A: Their salaries were $10 to $13 an hour. Some of them refused to believe they weren’t going to find work immediately at that wage. We were making them aware of the difficulty, but again they wouldn’t accept it: “Oh, no, something’s going to happen.” But a lot of them were willing to accept $9 an hour, take a $3-an-hour pay cut, and those are the ones who are working now. Even though they took a pay cut, we put them in jobs where they can be making up to that (old) salary within a couple of years, work their way back up to it. Those persons who are still looking for their old salary are probably still unemployed.
Q: It must have been difficult for them to make a decision.
A: You can’t go from one meat-packing plant to another--there aren’t many left in Los Angeles. I think a lot of people took the opportunity to retrain. That’s where many of them are right now. We offered counseling to a lot of persons who were unsure what they wanted to do. And testing. Some needed English classes to begin with. Some took training for other careers--drug and alcohol counselor and computer technician are two examples. We tried to limit the use of private job-training schools; we couldn’t see these people being able to repay the loans with just unemployment insurance payments.
Q: White-collar workers have been advised for years that the old notion of job security--the idea you could work for one company the rest of your life--has disappeared. Manufacturing workers don’t tend to get that sort of counseling until it’s too late.

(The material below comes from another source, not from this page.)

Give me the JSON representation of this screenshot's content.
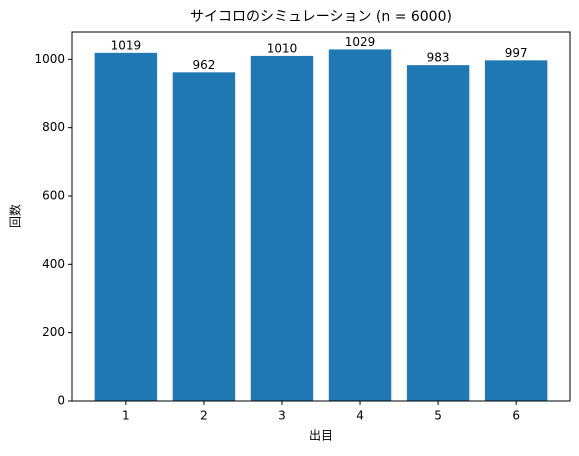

A: I think that’s changing, simply because of all of the layoffs that are occurring. The fact is, if you have a relative, someone near you, and you know that after 20 years they lost their job, then you become fearful of your job. There may be some doubt in your mind, even though you’ve been in your job a long time. It’s more of a reality now.
Q: Give me a portrait of the average Oscar Mayer production worker.
A: An average person had been there 20 years, probably lacking a high school diploma, probably 10th-, 11th-grade education. They ran all kinds of machinery, from sausage making to packing machines--that was the extent of their production experience.
Q: But many of them owned homes, they’d been able to develop middle-class lives despite those minimal skills.
A: That’s very true. They worried about losing that, but they also spoke of their mortgage payment being very low as compared to some payments now that run up in the thousands. Some even told me what they paid. It was in the $200 range. They bought a long time ago. They live in less expensive areas. That was part of the denial, too: “Well, I can make it on my unemployment if I have to.”
Q: For many of the workers, it had been a long time since they’d looked for a job. Was that a problem?
A: They forget what to do. And we can tell just by our EDD application, which is probably much simpler than the one they would encounter with a company. They even have a difficult time completing ours. The assistance we give them is very valuable.
Q: Are we talking about literacy problems or just time?
A: It may be both. There were some in that company who couldn’t read or write, but I think it’s mostly being out of practice: “Gosh, I forgot what this was all about.” “What do I say, what don’t I say?” Having them complete applications, interviews was helpful. They weren’t going into meat packing. We had to teach them to sell their skills to a whole different industry, whatever may be out there.
Q: That must be a scary process.
A: Yes, for them it is.
Q: What sort of goals do you have on a project like this? What makes it satisfying?
A: Helping someone. They have to think, they have to plan. The satisfaction is just knowing that I’ve gotten to one or two individuals in the whole group, that I’ve made them at least think about what they’re going to do.